While it can be argued that studying ducks’ sexual organs is weird, the notion of the government paying for such research is nothing of the sort.
In 2011 and 2012, almost all of the government’s research agencies — NSF, the National Institutes of Health (NIH), the National Aeronautics and Space Administration (NASA) and National Oceanographic and Atmospheric Administration (NOAA) — were put on the chopping block for budget cuts. NASA had to postpone its space launches. The NSF had to rollback on its research grants. NIH had to cancel many critical drug trials. Climate change research at NOAA was closed down.
As reported by Nature, “Such an outcome would be catastrophic … the automatic cut would slash funding for science agencies by 11 percent, starting in 2013. For the Department of Energy’s $5-billion Office of Science, even shutting down a national laboratory —- for example Fermilab, the particle-physics laboratory in Batavia, Illinois, with its $300-million annual budget — would achieve only part of the mandated savings. Granting agencies such as the NIH and the National Science Foundation (NSF) would have to lower their grant-acceptance rates to single digits.”

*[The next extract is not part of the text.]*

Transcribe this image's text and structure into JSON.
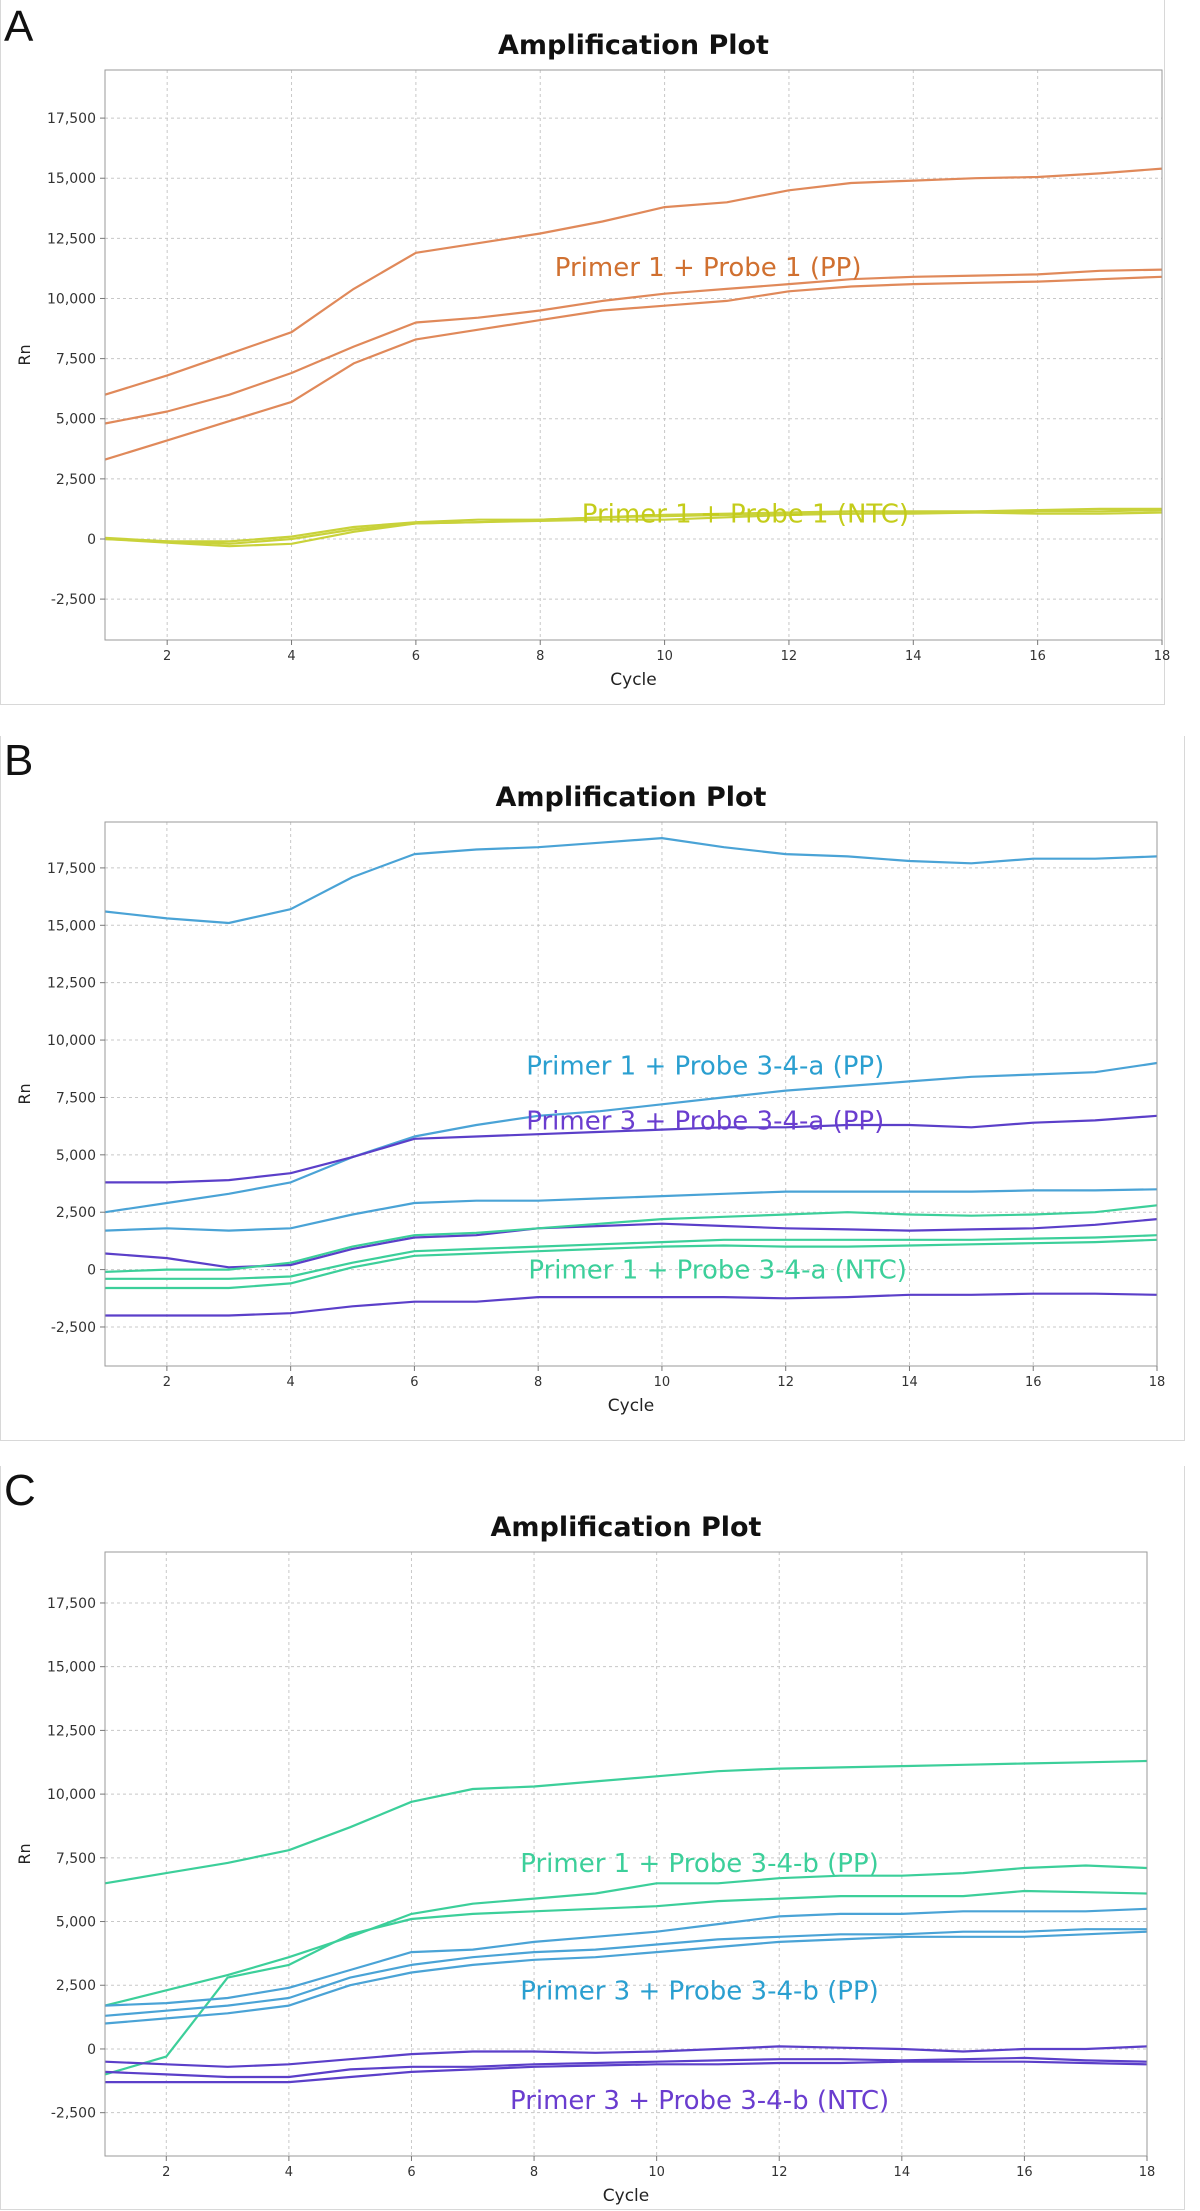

NSF and NIH have sponsored research that have led to 310 Nobel prizes. The world’s understanding of space comes from NASA. Tornadoes and major storms can be predicted several days before they happen because of NOAA.

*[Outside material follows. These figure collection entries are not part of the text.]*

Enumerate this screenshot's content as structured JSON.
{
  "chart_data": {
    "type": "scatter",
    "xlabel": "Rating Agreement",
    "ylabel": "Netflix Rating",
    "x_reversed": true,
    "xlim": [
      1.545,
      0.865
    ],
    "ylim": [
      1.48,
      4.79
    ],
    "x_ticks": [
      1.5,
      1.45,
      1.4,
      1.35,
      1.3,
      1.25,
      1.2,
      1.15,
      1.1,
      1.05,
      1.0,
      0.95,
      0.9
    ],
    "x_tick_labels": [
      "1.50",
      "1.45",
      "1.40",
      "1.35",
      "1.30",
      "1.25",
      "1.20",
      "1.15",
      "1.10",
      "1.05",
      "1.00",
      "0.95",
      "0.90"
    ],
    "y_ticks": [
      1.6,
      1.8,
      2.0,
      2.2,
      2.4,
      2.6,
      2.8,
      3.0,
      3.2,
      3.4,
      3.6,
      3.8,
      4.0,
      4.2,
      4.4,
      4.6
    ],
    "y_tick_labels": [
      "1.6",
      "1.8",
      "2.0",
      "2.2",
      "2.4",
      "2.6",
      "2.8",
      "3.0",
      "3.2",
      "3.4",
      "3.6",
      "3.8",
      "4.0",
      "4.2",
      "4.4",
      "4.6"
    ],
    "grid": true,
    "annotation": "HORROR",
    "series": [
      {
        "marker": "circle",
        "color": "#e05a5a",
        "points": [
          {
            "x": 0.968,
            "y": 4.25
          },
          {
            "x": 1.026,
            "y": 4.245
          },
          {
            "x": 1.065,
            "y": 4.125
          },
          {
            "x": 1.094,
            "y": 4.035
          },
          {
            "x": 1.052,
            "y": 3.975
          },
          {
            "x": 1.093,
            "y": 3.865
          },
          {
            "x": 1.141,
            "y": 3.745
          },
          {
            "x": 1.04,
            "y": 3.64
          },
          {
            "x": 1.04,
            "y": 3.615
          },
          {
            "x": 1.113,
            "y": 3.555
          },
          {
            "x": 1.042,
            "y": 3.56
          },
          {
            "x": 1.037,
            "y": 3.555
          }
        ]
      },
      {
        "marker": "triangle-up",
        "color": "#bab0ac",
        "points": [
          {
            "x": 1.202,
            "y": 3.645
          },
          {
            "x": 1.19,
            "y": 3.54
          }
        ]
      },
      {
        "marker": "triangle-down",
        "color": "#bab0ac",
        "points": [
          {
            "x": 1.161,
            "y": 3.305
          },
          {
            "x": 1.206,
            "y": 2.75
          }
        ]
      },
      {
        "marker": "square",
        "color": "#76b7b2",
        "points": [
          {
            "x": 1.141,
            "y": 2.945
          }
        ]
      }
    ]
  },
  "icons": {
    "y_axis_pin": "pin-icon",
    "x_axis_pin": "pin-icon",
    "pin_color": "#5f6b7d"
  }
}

While fighting to keep unneeded and unwanted military programs may seem productive to some legislators, the loss of scientific progress threatens the nation’s livelihood. Inventions that are essential to everyday life — the Internet, unleaded gasoline, almost every vaccine and surgical procedure, the computer, the microwave, etc. — came because of federal government investment into their development.